Redação ANDA – Agência de Notícias de Direitos Animais

Reprodução/OregonLive
Reprodução/OregonLive

O Supremo Tribunal de Oregon decidiu que uma tutora de um cão em Portland é culpada por ter deixado o animal faminto merece ser condenada, embora um veterinário tenha coletado o sangue do animal sem um mandado.

O tribunal enfatizou que os cães não são “meras” propriedades e não são necessários mandados de busca nessas situações, informa o portal Oregon Live.

O tribunal diferenciou animais de objetos, como, por exemplo, malas com drogas ou outros itens escondidos dentro, diferente de outros tempos em que se tratavam de propriedades.

A determinação reverte uma decisão feita pelo Tribunal de Apelações de Oregon em 2014 que promotores alegam ter dificultado o acesso de animais resgatados a cuidados veterinários imediatos.

Segundo os promotores, a decisão de 2014 do Tribunal de Apelações também colocou obstáculos para o prosseguimento de acusações criminais contra tutores acusados de deixar os cães famintos, espancá-los ou qualquer outra forma de prejudicar os animais.

De acordo com um resumo do tribunal, o caso em questão começou em 2010, quando a Humane Society de Oregon recebeu a denúncia de que Amanda Newcomb estava batendo em um cão, não o alimentava adequadamente e o mantinha em um canil durante várias horas por dia.

Em dezembro de 2010, um investigador de crueldade contra animais foi ao apartamento de Newcomb e viu o cão “Juno” no quintal sem “nenhuma gordura em seu corpo”.

Quando questionada, Newcomb disse que estava sem comida de cachorro, mas que iria providenciar mais naquela noite.

O cão foi levado para receber cuidados na Humane Society e um veterinário lhe alimentou e traçou um plano para que o animal pudesse ganhar peso dentro de alguns dias.

O veterinário também tirou sangue de Juno e descartou qualquer doença.

Newcomb foi condenada por negligência de segundo grau animal e argumentou que as autoridades violaram seus direitos constitucionais ao realizarem buscas em sua propriedade e retirarem sangue do cão.
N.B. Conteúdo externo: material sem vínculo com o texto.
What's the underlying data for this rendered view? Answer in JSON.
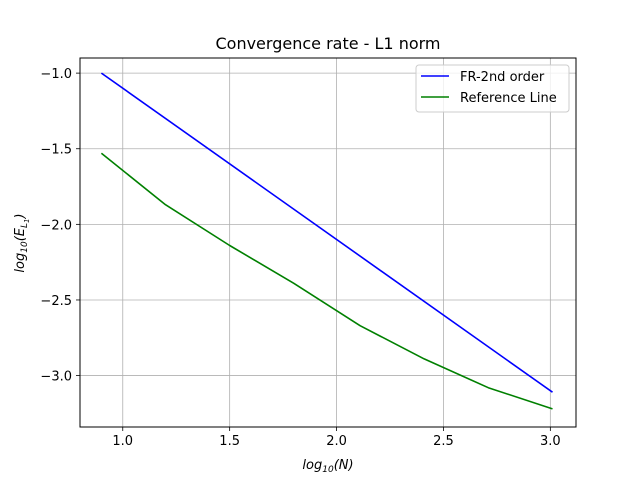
{
  "chart_data": {
    "type": "line",
    "title": "Convergence rate - L1 norm",
    "xlabel": {
      "base": "log",
      "sub": "10",
      "arg": "(N)"
    },
    "ylabel": {
      "base": "log",
      "sub": "10",
      "arg_open": "(E",
      "arg_sub": "L",
      "arg_subsub": "1",
      "arg_close": ")"
    },
    "xlim": [
      0.8,
      3.12
    ],
    "ylim": [
      -3.34,
      -0.9
    ],
    "xticks": [
      1.0,
      1.5,
      2.0,
      2.5,
      3.0
    ],
    "xtick_labels": [
      "1.0",
      "1.5",
      "2.0",
      "2.5",
      "3.0"
    ],
    "yticks": [
      -3.0,
      -2.5,
      -2.0,
      -1.5,
      -1.0
    ],
    "ytick_labels": [
      "−3.0",
      "−2.5",
      "−2.0",
      "−1.5",
      "−1.0"
    ],
    "grid": true,
    "legend_position": "top-right",
    "series": [
      {
        "name": "FR-2nd order",
        "color": "#0000ff",
        "x": [
          0.9,
          3.01
        ],
        "y": [
          -1.0,
          -3.11
        ]
      },
      {
        "name": "Reference Line",
        "color": "#008000",
        "x": [
          0.9,
          1.2,
          1.5,
          1.8,
          2.11,
          2.41,
          2.71,
          3.01
        ],
        "y": [
          -1.53,
          -1.87,
          -2.14,
          -2.39,
          -2.67,
          -2.89,
          -3.08,
          -3.22
        ]
      }
    ]
  }
}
Sob a legislação de Oregon, os animais são definidos como “propriedades”.

Em um julgamento de 2011, o juiz Eric Bergstrom desautorizou a moção para suprimir as provas obtidas pela coleta de sangue e concordou com o promotor Adam Gibbs, que argumentou que a situação de um cão levado ao veterinário para receber tratamento é semelhante a uma vítima de abuso infantil levada em custódia para ser examinada e cuidada.

Gibbs também argumentou que um cão não é um recipiente, como um pedaço inanimado de uma propriedade, que exige um mandado. O Supremo Tribunal concordou.

Jacob Kamins, que é o promotor público de crueldade animal do estado, declarou que a decisão do tribunal é a terceira de uma série de determinações dos tribunais superiores para impulsionar os esforços de proteção dos animais nos últimos dois anos.

“Há uma sensação de que a questão do bem-estar animal está realmente firmando no mundo da justiça criminal”, afirmou Kamins.